In ireland 100 years ago, 1 percent of the island was forest, now it is 11 percent, and Irish people have no problem with food. They even grow Spruce, which is not native, to craft and sell furniture.
Given that developed countries have lots of forest now, despite going through periods of growth where they felled far more than they planted, it smacks of hypocrisy that wealthy nations tell poor ones how vital the rainforest is.
The arguments are all fine, the lemurs of Madagascar and all that, but tropical forests are also home to people whose lives are being held back by rich environmental groups like Greenpeace, whose lobbyists write international conservation policies. However, tropical forests are also home to many hundreds of thousands of people whose lives can be affected by international conservation policies. And then other remote bodies create international welfare schemes to compensate natives penalized by centralized bureaucracies.

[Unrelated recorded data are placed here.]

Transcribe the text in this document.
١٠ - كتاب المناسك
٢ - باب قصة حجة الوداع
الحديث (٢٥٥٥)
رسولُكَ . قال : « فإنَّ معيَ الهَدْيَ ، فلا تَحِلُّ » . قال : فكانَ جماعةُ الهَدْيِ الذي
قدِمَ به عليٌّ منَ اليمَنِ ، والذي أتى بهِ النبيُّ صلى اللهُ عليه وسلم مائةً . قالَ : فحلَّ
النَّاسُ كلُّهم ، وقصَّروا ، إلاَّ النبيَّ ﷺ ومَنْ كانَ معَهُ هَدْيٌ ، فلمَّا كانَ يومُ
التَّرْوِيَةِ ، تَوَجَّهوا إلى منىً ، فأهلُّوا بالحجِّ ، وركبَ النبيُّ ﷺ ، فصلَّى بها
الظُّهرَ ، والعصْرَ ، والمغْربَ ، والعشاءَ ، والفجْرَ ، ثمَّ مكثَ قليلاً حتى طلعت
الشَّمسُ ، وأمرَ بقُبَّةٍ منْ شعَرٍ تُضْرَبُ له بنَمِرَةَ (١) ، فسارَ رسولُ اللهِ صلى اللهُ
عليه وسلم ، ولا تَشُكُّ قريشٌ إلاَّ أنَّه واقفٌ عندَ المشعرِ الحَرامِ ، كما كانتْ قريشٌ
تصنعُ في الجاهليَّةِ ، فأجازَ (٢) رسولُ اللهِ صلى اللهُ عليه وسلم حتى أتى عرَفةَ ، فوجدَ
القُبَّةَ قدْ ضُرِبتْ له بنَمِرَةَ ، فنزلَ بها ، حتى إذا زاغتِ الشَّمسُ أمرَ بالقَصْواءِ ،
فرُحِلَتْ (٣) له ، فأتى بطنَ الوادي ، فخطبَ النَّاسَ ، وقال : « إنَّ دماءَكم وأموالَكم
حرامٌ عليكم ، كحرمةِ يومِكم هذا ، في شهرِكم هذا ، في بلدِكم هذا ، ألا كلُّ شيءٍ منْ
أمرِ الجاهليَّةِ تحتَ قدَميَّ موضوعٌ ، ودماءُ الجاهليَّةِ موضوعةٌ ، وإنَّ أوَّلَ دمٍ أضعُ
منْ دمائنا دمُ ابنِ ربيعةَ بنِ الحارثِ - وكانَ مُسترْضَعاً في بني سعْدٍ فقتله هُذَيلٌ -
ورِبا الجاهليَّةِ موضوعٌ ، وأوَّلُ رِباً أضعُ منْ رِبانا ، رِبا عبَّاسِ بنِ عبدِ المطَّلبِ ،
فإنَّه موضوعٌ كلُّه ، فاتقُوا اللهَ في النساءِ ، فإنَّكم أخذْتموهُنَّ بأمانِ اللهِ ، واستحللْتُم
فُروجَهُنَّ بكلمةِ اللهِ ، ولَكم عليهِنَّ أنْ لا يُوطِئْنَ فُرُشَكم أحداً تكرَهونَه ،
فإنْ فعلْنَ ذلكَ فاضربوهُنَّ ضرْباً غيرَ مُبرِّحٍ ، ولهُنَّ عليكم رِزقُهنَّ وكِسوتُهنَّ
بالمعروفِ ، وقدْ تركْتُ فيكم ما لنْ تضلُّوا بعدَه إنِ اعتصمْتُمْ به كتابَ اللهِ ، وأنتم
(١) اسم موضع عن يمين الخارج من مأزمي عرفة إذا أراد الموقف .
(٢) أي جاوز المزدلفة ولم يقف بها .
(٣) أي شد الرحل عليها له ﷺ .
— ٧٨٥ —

Scholars from Bangor University in the UK and the University of Antananarivo in Madagascar looked at a new protected area and Reducing Emissions from Deforestation and Forest Degradation (REDD)+ pilot project in the eastern rainforests of Madagascar called the Coridor Ankeniheny Zahamena (or CAZ). This conservation project is conserving popular biodiversity (including the Indri-the largest lemur in the world), but a big part of the rationale for protecting the area is climate mitigation; locking up carbon to combat climate change.
Co-author Rina Mandimbiniaina entering data from an interview, looked on by a participating household. Credit: © S. Rakotonarivo
In their paper, they show that the new conservation restrictions bring very significant costs to local people (representing up to 85% of local annual incomes). Compensation, in the form of help with improved agriculture, was offered to a small subset of people but none were fully compensated.
Using in-depth interviews with a sample of 603 people from several communities over a period of more than 2 years, the researchers estimate that 27,000 people have been negatively impacted by the conservation project. These are people who are extremely poor by any measure, they clear land for agriculture because they are most food insecure. With centralized policies created by environmental groups, they can't even have the dignity of growing food to feed their family.
Worse, local people suffer from conservation enforcement., they are arrested and held in deplorable conditions for cultivating on forest fallow which they consider ancestral land. In a country where jail conditions are inhumane, this shows how desperate people are.
What about supposed compensation for not being able to work?
The compensation offered was in the form of agricultural development support. Good luck feeding your children with that. Few people received it and those who did receive it tended not to be the most in need,. The value of the support was very low when compared to the costs of conservation.
Professor Julia Jones, one of the researchers, suggests that proper, effective compensation should be affordable. "While our results show that policies which promise to compensate communities for the cost of conservation are not being met, this is not a case of corruption. Money has not gone missing. The truth is that the world is not currently paying enough to ensure that poor local people are properly compensated. We show that if rich countries were willing to pay the full social cost of carbon, proper compensation could be affordable."